Внезапно одного гуся течением отделило от стайки, подхватило и понесло к краю полыньи. Он поворачивался навстречу струе грудью, пытаясь одолеть течение, но его тащило и тащило. А когда пригнало ко льду, он закричал отчаянно. Мать бросилась на крик, ударяя крыльями по воде, но молодого гуся притиснуло к краю льда, свалило на бок, и он беленьким комочком мелькнул под припаем, как под стеклом, и исчез навсегда.
Гусыня кричала долго и с такой печалью, что у нас спины покоробило.
И тут кто-то из ребят сказал:
— Пропадут гуси. Все пропадут. Спасти бы их!
— А как?
Мы задумались. Ребятишки-ребятишки, а понимали, что с Енисеем шутить нельзя и что к полынье подобраться невозможно. Обломится припай у полыньи, и мигнуть не успеешь, как очутишься подо льдом и закрутит, как того гуся, — ищи-свищи потом!

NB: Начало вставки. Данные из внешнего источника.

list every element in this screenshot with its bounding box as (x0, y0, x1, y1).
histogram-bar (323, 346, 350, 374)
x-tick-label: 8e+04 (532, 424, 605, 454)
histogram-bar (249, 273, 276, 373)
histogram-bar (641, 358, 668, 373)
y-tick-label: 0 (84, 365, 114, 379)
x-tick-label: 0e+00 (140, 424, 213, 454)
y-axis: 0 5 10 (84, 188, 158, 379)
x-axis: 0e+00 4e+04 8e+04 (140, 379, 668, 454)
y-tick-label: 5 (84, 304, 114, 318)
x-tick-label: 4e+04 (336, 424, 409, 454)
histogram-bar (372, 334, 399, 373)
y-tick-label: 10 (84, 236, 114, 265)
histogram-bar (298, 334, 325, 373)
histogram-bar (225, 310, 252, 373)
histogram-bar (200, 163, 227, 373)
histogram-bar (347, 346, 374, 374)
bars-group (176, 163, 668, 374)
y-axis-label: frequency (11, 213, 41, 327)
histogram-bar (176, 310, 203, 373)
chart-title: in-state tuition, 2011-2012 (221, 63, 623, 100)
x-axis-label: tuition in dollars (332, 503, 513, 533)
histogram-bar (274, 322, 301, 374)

И вдруг разом, как это бывает у ребятишек, мы заспорили. Одни предлагали подбираться к полынье ползком, держа друг друга за ноги; другие говорили, что надо позвать охотников и пристрелить гусей, чтобы не мучились; третьи утверждали, что надо еще день подождать, и гуси сами тогда выйдут на лед: выжмет их из полыньи морозом.
Так, споря, мы спустились с быка и очутились на берегу возле домов известкарей.
Много лет мои односельчане занимались нехитрым и тяжелым делом — выжигали известку из камня. Камень добывали из скал, возили на берег. Здесь же на берегу разделывали приплавленные плотами бревна на длинные поленья — бадоги.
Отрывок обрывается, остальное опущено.